In che modo Israele è diventata la “Startup Nation”? È possibile replicare un ecosistema innovativo? Di questi e altri temi si è discusso al convegno organizzato presso l’Università di Catania

[dropcap]«[/dropcap][dropcap]T[/dropcap]rasformate un limone in limoncello». È questa la sfida lanciata alle giovani generazioni e al popolo Siciliano durante il convegno Ricerca e formazione per un ecosistema innovativo, l’esperienza israeliana, che si è tenuto nell’aula magna del Palazzo centrale dell’Università di Catania, su iniziativa dell’Ateneo e dell’Ambasciata di Israele in Italia. Certo, non è facile cogliere pienamente il significato di questa pur semplice frase. In effetti, sarebbe necessario ripercorrere, anche storicamente, il rapporto della nostra isola con un sistema economico che sempre più negli ultimi anni si è affacciato alla globalizzazione e alle continue, ma non sempre benefiche, speculazioni finanziarie. Le domande sono tante. Una fra tutte: può la Sicilia inserirsi a pieno titolo nel panorama economico mondiale attraverso degli investimenti mirati?

ITALIA – ISRAELE. «Gli Italiani ed in particolare i Siciliani devono sempre più entrare in un’ottica di collaborazione con Israele. La nostra nazione è riuscita negli ultimi anni a diventare un modello per le economie più sviluppate». Si è espresso così Ofer Sachs l’illustre relatore presente al Palazzo dell’Università, che svolge le sue funzioni di Ambasciatore in Italia dello Stato di Israele. Il diplomatico (intervenuto dopo gli interventi del pro-rettore, prof. Giancarlo Magnano San Lio e del prof. Giacomo Pignataro) ha esposto orgogliosamente gli obiettivi che sono stati raggiunti dal Paese mediorientale in termini di sviluppo e di crescita. «Israele, al giorno d’oggi, è uno Stato ricco di opportunità, che ha saputo sintetizzare le molteplici istanze di rinnovamento che sono giunte sia da investitori provenienti dall’Europa e da altri continenti, sia da tutti coloro che negli anni novanta del secolo scorso sono usciti fuori da una dimensione economica particolare, quale, appunto, la dissolta Unione Sovietica. Questi ultimi hanno costituito una grande risorsa». Sono tantissime, infatti, le multinazionali che hanno scelto Israele come sede privilegiata dei propri interessi, a riprova del fatto si è riusciti a indirizzare gli investimenti verso lo sviluppo e l’innovazione.
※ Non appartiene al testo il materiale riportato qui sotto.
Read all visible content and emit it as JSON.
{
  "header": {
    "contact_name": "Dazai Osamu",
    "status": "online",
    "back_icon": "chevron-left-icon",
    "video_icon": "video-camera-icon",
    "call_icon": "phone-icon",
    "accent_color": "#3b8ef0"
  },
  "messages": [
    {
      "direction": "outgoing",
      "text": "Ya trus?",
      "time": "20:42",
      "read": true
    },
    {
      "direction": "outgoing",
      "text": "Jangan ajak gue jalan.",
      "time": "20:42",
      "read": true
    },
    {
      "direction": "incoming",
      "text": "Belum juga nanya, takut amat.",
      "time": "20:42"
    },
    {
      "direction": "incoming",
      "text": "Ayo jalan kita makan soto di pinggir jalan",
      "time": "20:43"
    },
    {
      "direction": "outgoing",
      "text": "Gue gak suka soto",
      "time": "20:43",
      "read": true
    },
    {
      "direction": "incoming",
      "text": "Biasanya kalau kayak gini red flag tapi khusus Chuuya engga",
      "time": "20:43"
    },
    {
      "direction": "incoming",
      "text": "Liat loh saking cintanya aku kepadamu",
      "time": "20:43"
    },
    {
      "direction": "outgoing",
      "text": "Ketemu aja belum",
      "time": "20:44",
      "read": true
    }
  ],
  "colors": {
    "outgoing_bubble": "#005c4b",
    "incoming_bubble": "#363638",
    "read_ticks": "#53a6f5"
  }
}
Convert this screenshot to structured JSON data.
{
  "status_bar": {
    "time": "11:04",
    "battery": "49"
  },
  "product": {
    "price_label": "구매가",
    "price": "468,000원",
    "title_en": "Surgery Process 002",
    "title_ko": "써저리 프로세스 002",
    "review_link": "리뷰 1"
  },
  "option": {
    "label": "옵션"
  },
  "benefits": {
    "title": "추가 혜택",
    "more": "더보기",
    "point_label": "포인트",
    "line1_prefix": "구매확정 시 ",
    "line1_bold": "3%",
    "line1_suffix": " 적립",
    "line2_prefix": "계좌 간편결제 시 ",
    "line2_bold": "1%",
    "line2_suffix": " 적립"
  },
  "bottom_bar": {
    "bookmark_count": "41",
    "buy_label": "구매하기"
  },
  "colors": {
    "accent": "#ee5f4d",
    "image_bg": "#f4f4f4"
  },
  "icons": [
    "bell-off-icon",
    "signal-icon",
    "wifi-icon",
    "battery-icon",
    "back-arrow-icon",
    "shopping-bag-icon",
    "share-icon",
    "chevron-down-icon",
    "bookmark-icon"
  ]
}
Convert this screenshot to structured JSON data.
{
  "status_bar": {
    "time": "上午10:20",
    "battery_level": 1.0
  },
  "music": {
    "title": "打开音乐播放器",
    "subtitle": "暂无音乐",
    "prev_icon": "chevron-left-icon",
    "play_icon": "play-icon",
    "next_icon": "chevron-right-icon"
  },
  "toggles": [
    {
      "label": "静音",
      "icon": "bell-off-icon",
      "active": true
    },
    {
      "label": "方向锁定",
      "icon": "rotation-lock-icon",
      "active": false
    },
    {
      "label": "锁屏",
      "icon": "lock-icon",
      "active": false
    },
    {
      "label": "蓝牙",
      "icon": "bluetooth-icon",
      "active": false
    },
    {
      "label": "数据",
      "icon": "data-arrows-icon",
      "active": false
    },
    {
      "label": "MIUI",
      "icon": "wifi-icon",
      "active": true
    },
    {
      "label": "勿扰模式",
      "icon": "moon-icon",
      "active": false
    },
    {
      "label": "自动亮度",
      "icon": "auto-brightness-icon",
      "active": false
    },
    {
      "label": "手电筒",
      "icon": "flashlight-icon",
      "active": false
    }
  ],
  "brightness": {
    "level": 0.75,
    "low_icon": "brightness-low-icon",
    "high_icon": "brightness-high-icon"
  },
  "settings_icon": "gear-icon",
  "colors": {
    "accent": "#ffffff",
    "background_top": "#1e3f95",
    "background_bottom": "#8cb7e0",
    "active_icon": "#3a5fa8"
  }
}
PIL E INNOVAZIONE . L’accento sull’innovazione è stato posto anche da Anya Eldan, Vice Presidente dell’Israel Innovation Authority, presente anch’essa al convegno. La materia è divenuta, infatti, oggetto di particolari studi che hanno permesso di mettere in evidenza come Israele, effettivamente, sia al primo posto quanto ad investimenti nel settore. Basti pensare che, dati alla mano, gli Stati Uniti mettono a disposizione dell’innovazione solo il 2.3% del PIL, l’Italia solo il 1.3% mentre Israele negli ultimi anni è giunta fino al 4.3% del PIL. «Lo sfruttamento degli investimenti privati è alla base di un sistema economico che ci ha permesso di creare nuove infrastrutture, di implementare le risorse a disposizione per la difesa nazionale e, cosa più importante, di sostenere le molteplici start-up sparse sul territorio che sono il nostro vero valore aggiunto insieme alla collaborazione internazionale».

LA SICILIA NELL’ECONOMIA MODERNA. Rafi Nave, Direttore Generale del Bronica Center of Entrepreneurship, ha concluso la serie di interventi di cui è stato composto il convegno organizzato dall’Ateneo catanese. Dopo aver presentato le sfide dell’imprenditoria nel mondo moderno, sfide che diventano oggetto di studio e condivisione in territorio israeliano, ne ha lanciata una ai siciliani: «Abbiate il coraggio di trasformare un limone in limoncello. Non bisogna avere un’illuminazione divina per creare impresa e per rendere il territorio e tutte le sue componenti al passo con i tempi. La cosa migliore che potete fare è adoperare al meglio gli strumenti che già possedete in un’ottica di collaborazione e sana competizione con le altre realtà economiche che vi circondano». La sfida è effettivamente allettante, ma i dubbi permangono: sarà in grado la Sicilia, con il suo immobilismo che da sempre la caratterizza, di farsi interprete di questo modo di pensare? Riusciremo mai a diventare il cuore pulsante dell’innovazione nel Mediterraneo?